Sesungguhnya, Anis sudah memulai bersosialisasi bahwa dirinya menjadi calon presiden. Karena tidak memiliki jabatan di pemerintahan, maka dengan leluasa dirinya melakukan sosialisasi. Walau sering kali langkahnya tersebut disebut sebagai curi start kampanye. Argumen tersebut dipatahkan, bahwa dirinya belum calon presiden yang ditetapkan KPU.

Lalu muncullah Ganjar Pranowo, sebagai calon presiden dari PDIP. Sesungguhnya, jauh sebelum ditetapkan sebagai calon presiden dari partainya, Ganjar sudah wara-wiri ke beberapa daerah.
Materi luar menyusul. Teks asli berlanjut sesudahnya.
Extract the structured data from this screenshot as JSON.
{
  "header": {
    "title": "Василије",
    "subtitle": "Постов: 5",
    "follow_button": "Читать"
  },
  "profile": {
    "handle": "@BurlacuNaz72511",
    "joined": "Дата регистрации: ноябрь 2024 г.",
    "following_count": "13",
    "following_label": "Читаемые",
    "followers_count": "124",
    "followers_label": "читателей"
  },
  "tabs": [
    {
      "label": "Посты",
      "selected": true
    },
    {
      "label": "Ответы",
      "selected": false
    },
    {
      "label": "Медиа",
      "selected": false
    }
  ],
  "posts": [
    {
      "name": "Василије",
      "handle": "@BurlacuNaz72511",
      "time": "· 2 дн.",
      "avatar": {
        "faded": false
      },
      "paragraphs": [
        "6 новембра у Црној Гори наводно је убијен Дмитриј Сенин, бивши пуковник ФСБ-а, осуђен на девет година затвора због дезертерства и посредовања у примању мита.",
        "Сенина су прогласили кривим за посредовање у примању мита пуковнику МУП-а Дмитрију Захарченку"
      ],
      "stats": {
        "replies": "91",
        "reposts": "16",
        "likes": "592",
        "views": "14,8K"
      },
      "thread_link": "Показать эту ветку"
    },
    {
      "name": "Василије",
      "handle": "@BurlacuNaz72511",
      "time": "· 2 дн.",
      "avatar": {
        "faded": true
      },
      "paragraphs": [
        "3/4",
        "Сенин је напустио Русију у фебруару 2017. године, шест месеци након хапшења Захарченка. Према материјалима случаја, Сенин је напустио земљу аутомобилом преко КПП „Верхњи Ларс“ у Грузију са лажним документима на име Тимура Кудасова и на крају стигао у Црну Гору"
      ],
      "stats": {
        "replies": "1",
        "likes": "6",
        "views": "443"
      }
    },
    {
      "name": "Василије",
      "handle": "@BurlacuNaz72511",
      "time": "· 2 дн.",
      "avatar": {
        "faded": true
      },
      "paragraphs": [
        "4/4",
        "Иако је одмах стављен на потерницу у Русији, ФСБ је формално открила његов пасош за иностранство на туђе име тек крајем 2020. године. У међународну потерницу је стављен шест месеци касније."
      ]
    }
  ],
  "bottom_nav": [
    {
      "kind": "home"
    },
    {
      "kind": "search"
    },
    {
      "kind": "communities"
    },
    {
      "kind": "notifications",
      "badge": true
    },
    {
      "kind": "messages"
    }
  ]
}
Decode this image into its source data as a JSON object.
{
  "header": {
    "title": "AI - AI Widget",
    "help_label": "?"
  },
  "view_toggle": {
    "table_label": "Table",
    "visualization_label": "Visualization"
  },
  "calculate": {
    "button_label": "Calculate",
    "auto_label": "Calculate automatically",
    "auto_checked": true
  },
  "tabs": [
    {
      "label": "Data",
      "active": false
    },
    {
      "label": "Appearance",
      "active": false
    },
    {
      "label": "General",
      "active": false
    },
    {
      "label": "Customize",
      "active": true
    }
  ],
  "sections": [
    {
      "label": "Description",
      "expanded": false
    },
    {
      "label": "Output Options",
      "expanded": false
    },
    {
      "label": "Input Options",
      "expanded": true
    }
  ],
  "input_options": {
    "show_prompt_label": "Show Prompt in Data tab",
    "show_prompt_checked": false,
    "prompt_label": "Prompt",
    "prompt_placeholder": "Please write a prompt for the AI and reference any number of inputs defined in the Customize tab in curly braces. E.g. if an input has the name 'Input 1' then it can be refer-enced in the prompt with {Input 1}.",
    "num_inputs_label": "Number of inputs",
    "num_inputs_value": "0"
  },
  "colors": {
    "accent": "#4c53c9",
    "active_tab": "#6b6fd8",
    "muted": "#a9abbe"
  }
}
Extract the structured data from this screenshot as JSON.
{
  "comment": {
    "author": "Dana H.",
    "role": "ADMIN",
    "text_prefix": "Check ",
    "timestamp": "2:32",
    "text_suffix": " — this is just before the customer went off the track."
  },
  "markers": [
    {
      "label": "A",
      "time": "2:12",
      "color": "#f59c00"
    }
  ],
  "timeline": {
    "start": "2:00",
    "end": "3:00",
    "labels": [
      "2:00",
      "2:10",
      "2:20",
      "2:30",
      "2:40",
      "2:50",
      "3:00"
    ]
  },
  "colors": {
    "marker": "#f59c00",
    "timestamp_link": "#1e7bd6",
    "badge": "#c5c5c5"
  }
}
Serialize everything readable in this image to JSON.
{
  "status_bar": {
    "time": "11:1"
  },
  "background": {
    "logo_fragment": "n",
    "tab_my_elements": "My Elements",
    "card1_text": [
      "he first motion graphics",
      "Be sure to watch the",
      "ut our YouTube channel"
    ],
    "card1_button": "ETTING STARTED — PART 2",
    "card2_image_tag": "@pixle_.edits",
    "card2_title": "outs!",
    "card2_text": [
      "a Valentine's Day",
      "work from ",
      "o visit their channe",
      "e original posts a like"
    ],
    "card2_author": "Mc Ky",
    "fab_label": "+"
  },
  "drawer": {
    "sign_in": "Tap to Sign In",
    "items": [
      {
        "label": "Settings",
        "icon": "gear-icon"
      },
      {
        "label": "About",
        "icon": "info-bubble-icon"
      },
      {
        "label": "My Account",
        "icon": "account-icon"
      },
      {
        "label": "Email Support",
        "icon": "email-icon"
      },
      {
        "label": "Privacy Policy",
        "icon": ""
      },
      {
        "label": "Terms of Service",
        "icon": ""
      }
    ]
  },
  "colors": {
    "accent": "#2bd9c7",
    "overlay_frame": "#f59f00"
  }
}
Semasih menjabat sebagai Gubernur Jateng juga sudah kunjungan ke sana-kemari dengan digandeng atau menggandeng Keluarga Alumni Gajah Mada (Kagama, UGM). Hadir dalam kegiatan pameran atau jalan santai dan diskusi dengan Kagama.

Wara-wirinya Ganjar semakin masif dilakukan setelah pemasangan baliho ‘Kepak Kebhinnekaan’ gagal mendapat simpati di tengah masyarakat. Sekali pun Puan Maharani populer dan menjabat sebagai Ketua DPR RI, kiprahnya di lembaga tersebut beberapa kali blunder. Pun dalam terjunnya ke basis masa, sambutan warga terkesan dingin. Disebut-sebut hal ini karena gagal menguasai podium dan orasinya sering terbantahkan.

Prabowo sendiri, sesungguhnya sejak kekalahan di Pilpres 2019 lalu sudah mempersiapkan diri sebagai Capres. Baik lewat partainya atau kedudukannya sebagai Menteri Pertahanan, Prabowo sudah melakukan sosialisasi. Hanya saja, Prabowo melakukan langkahnya dengan taktis, terukur dan smart.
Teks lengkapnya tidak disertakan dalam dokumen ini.